Saat itu, Mul datang ke toko milik Sup, 53 dan berpura-pura membeli sesuatu.
Namun saat korban lengah, Mul membawa kabur motor korban yang diparkir di depan toko. Yaitu, Honda Revo warna biru yang kuncinya tidak dilepas.
“Setelah motor dibawa kabur, ada perangkat Desa Wonokerto yang langsung menginformasikan kejadian tersebut pada warga Sapikerep. Warga kemudian bersama-sama mencari para pelaku,” terang Kasun Tambak, Desa Sapikerep, Sukapura, Adiono.
Tak berselang lama, tiga motor terlihat melintas di wilayah Desa Sapikerep dengan dikendarai empat orang. Jaraknya sekitar empat kilometer dari lokasi pencurian.
Berdasarkan keterangan warga, empat orang itu adalah para terduga pelaku pencurian motor milik Sup.
Dua orang naik sebuah motor berboncengan dan dua orang masing-masing berkendara sendirian. Salah satu motor yang dikendarai sendiri itu adalah milik korban.
“Warga yang sudah mengetahui ciri-ciri motor korban langsung berteriak maling dan mengejar pelaku,” jelasnya.
Panik dikejar warga, salah satu terduga pelaku yang mengendarai motor hasil curian kehilangan kendali saat melintasi jalan menikung.
Pelaku pun terjatuh dan kemudian ditangkap oleh warga. Dia tidak lain Mul.
Begitu tertangkap, Mul pun menjadi sasaran amukan warga. Dia dipukuli hingga babak belur di bagian wajah dan kepala. Sementara itu, tiga pelaku lainnya berhasil kabur.

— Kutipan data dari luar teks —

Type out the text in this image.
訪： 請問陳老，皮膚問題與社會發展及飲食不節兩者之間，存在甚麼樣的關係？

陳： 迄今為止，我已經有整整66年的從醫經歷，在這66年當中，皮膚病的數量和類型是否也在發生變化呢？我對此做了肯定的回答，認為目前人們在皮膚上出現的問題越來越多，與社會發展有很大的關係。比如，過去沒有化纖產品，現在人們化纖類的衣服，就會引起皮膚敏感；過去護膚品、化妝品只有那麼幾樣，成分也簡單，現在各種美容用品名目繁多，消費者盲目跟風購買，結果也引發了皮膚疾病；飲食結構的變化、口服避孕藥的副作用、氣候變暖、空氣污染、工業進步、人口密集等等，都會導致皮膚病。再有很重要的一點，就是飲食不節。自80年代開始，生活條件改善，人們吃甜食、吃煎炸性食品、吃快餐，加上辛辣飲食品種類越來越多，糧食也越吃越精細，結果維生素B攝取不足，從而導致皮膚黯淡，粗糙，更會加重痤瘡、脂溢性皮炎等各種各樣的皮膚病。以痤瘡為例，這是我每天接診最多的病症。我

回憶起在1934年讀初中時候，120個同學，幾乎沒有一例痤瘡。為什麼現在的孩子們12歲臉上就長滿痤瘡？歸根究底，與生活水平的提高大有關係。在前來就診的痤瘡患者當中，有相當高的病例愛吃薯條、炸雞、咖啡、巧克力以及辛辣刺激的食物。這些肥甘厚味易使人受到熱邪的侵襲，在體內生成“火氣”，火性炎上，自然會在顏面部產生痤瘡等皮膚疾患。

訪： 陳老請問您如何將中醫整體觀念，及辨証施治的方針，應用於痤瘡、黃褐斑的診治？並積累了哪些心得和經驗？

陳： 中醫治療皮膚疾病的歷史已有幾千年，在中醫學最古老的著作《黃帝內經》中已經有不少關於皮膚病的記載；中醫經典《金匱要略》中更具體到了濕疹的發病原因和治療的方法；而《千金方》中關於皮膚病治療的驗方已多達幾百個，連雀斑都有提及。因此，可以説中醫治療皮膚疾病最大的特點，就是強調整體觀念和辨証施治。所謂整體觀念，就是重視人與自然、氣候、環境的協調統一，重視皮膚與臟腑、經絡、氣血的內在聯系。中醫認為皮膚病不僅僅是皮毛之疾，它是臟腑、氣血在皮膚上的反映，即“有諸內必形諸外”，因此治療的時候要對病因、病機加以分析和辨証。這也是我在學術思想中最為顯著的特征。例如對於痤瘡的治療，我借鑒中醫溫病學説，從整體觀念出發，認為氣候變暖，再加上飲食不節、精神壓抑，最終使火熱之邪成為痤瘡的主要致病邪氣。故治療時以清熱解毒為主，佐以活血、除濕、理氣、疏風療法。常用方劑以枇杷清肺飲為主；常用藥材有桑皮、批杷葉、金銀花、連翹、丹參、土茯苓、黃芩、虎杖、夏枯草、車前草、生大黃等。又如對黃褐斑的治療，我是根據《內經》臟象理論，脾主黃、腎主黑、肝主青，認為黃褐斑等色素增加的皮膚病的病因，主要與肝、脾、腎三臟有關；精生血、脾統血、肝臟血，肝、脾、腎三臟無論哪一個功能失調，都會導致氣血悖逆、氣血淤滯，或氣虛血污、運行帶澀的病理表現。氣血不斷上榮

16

“Yang tertangkap hanya satu orang dan sudah kami serahkan ke Polsek Sukapura. Tiga rekannya tancap gas kabur,” tandas Adiono.
Kapolsek Sukapura AKP Ardhi Bita Kumala membenarkan adanya peristiwa tersebut. Pihak kepolisian saat ini masih melakukan penyelidikan lebih lanjut, termasuk olah tempat kejadian perkara (TKP).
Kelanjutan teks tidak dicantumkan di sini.